The Society for Social Work and Research

2014 Annual Conference

January 15-19, 2014 I Grand Hyatt San Antonio I San Antonio, TX

Peer Specialist Integration Into the Mental Healthcare Workforce

Friday, January 17, 2014
HBG Convention Center, Bridge Hall Street Level (San Antonio, TX)
* noted as presenting author
Wendy L. Brooks, MA, Research Associate, University of Texas at Austin, Austin, TX
Jillian M. Bellinger, PhD, Research Associate, University of Texas at Austin, Austin, TX
Stacey Stevens-Manser, PhD, Research Scientist, University of Texas at Austin, Austin, TX
Michele Murphy-Smith, PhD, Research Associate, University of Texas at Austin, Austin, TX
Background and Purpose:

Workforce shortages and a focus on illness management in the public mental health system present profound systemic barriers to recipients advancing beyond services and into meaningful lives in their communities. A body of research demonstrates that trained peer support providers offer an innovative solution to these limitations, through recovery-promoting support services. The use of these providers, known as Certified Peer Specialists (CPS), has shown improved service satisfaction and outcomes for persons receiving services. Although CPSs are increasingly utilized in mental health service settings, they are still a nascent workforce, and less is known regarding specific job roles or relative integration within the mental health system.

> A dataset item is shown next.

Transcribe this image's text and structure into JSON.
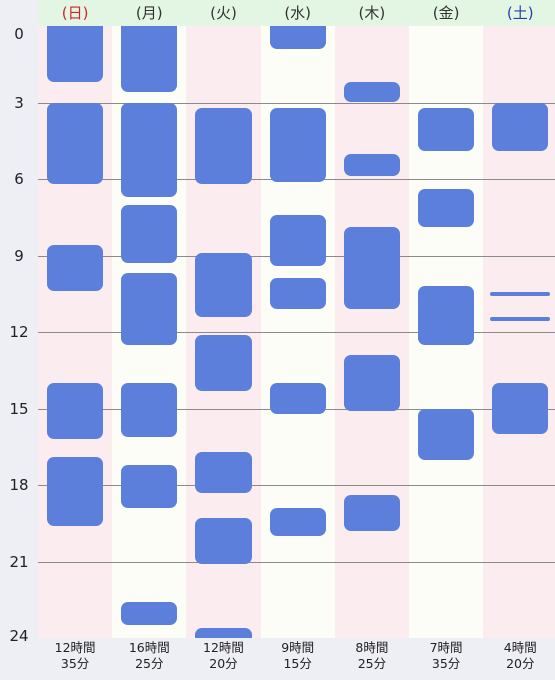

Gaining understanding of the unique roles that CPSs play in the mental health system, the degree of their integration into the workplace, and how this is linked to job satisfaction is critical to ensuring the retention and overall effectiveness of this viable workforce.



This study utilized a cross-sectional design. All trainees who completed the state recognized Certified Peer Specialist training between March 2010 and July 2012 (309) were sent a link to an online survey via e-mail, with 111 responding to the survey (35.9%). Survey items measured job satisfaction, job tasks performed, and workplace integration (6 items measuring collaboration, support, and supervision). Descriptive analyses were used to illustrate the job roles and workplace integration of CPSs. Standard multiple regression analyses were employed to determine the extent to which six indicators of workplace integration predict job satisfaction for CPSs. 


Overall, CPSs reported high job satisfaction (M=4.26 out of 5). The two most frequently reported job tasks performed were one-on-one support (74%) and helping people advocate for themselves (69.8%). Regarding workplace integration, nearly two-thirds (61.5%) reported collaboration with other CPSs on a regular basis, whereas collaboration with other staff was less common (30.2% worked on treatment teams and 38.5% served on workgroups and committees). Support from other staff was high (M=7.31 out of 10) as was support from supervisors (M=8.50). Respondents also reported that supervisor’s understanding of their CPS job role was high (M=7.94 out of 10). Standard multiple regression analysis examining predictive power of the six indicators of integration revealed that only one was a significant predictor of job satisfaction (p(Beta)<.05). Follow-up simple regression analysis showed the predictive power of supervisor’s understanding of CPS job role (F(df)=7.32(82), p=.000, R2=.309) accounted for nearly the entire variance in the six-indicator model (R2=.316).

Conclusions and Implications:

This study revealed the unique job roles of the CPS workforce as well as their level of integration into the public mental health system, and how this impacted their job satisfaction.  Results suggest that supervisor’s understanding of CPS job role has a significant impact on job satisfaction, more so than any other aspect of integration. Therefore, better integration and retention of this innovative workforce in the public mental health system may be achieved through targeted efforts to educate supervisors about the job roles and responsibilities specific to peer specialists.